= Ratubhai Adani =

Indian politician (1914–1997)

Adani in 1973

Ratubhai Mulshankar Adani (13 April 1914 – 5 September 1997) was an Indian politician and social activist from Gujarat. He served as a member of legislative assemblies of Saurashtra, Bombay and Gujarat as well as minister in cabinets of these states.

== Early life ==
Adani was born on 13 April 1914, in Jasdan or he was born in taravada village of amreli district Gujarat, India). Influenced by Mahatma Gandhi, he participated in Indian independence movement. In 1930, he was imprisoned for two years for participating in the Dholera movement. In 1936, he was involved in social and economic activities in Taravada village near Amreli. He founded the Kathiawad Kranti Dal (Kathiawar Revolution Force) during the 1942 Quit India Movement. Following the independence of India, he served as the Commander-in-Chief of the People's Army of the Arzi Hakumat (provisional government) which was instrumental during the annexation of Junagadh in 1947.

== Political career ==
Adani was elected as a member of constitution assembly of Saurashtra in 1948. He was later elected as a member of legislative assembly of Saurashtra State in 1952 from Keshod constituency and served as a minister in state cabinet. Following merger of Saurashtra with Bombay State, he was a minister of Panchayat, prohibition and cottage industry department. Following establishment of Gujarat in 1960, he served as a minister of public works and labour department. Following the 1962 election, he was a minister of road and public works department under Jivraj Mehta government from 1962 to 1963. During his tenure, Panchayati Raj was established in Gujarat. He later served as a minister of agriculture, forest, cooperatives and Panchayat department under Balwantrai Mehta government from 1963 to 1965.

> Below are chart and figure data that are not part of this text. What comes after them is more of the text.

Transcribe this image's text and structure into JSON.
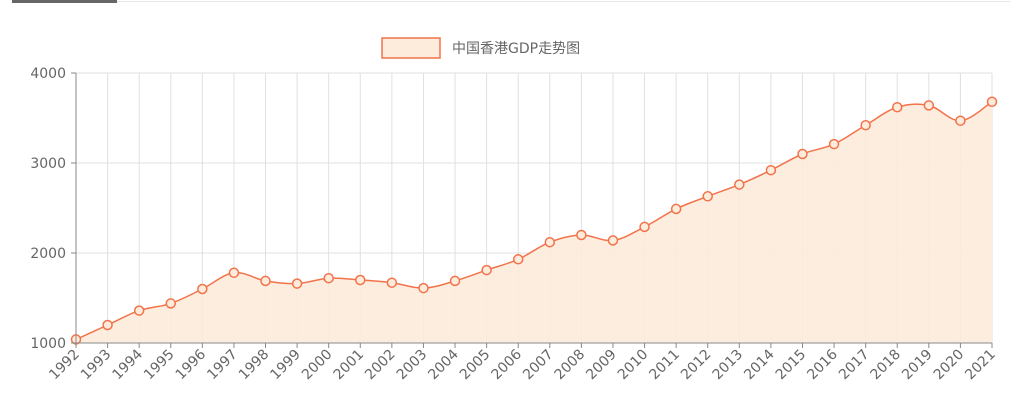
{
  "chart_data": {
    "type": "area",
    "legend": {
      "label": "中国香港GDP走势图",
      "position": "top-center"
    },
    "categories": [
      "1992",
      "1993",
      "1994",
      "1995",
      "1996",
      "1997",
      "1998",
      "1999",
      "2000",
      "2001",
      "2002",
      "2003",
      "2004",
      "2005",
      "2006",
      "2007",
      "2008",
      "2009",
      "2010",
      "2011",
      "2012",
      "2013",
      "2014",
      "2015",
      "2016",
      "2017",
      "2018",
      "2019",
      "2020",
      "2021"
    ],
    "series": [
      {
        "name": "中国香港GDP走势图",
        "values": [
          1040,
          1200,
          1360,
          1440,
          1600,
          1780,
          1690,
          1660,
          1720,
          1700,
          1670,
          1610,
          1690,
          1810,
          1930,
          2120,
          2200,
          2140,
          2290,
          2490,
          2630,
          2760,
          2920,
          3100,
          3210,
          3420,
          3620,
          3640,
          3470,
          3680
        ]
      }
    ],
    "yticks": [
      "1000",
      "2000",
      "3000",
      "4000"
    ],
    "ylim": [
      1000,
      4000
    ],
    "grid": true,
    "colors": {
      "line": "#f2734a",
      "fill": "#fdebdc",
      "grid": "#e0e0e0",
      "axis": "#888888",
      "text": "#666666"
    }
  }
}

He was also president of Gujarat state unit of Indian National Congress from 1970 to 1972. He again served as the minister from 1972 to 1974. In 1977, he was responsible for Congress (I) in Gujarat. He voluntarily retired from politics and served in social organisations.

He wrote Dithu Me Gamadu Aa and Satyagrahna Samaranganma Volume I-II.

He died on 5 September 1997, aged 83, in Rajkot.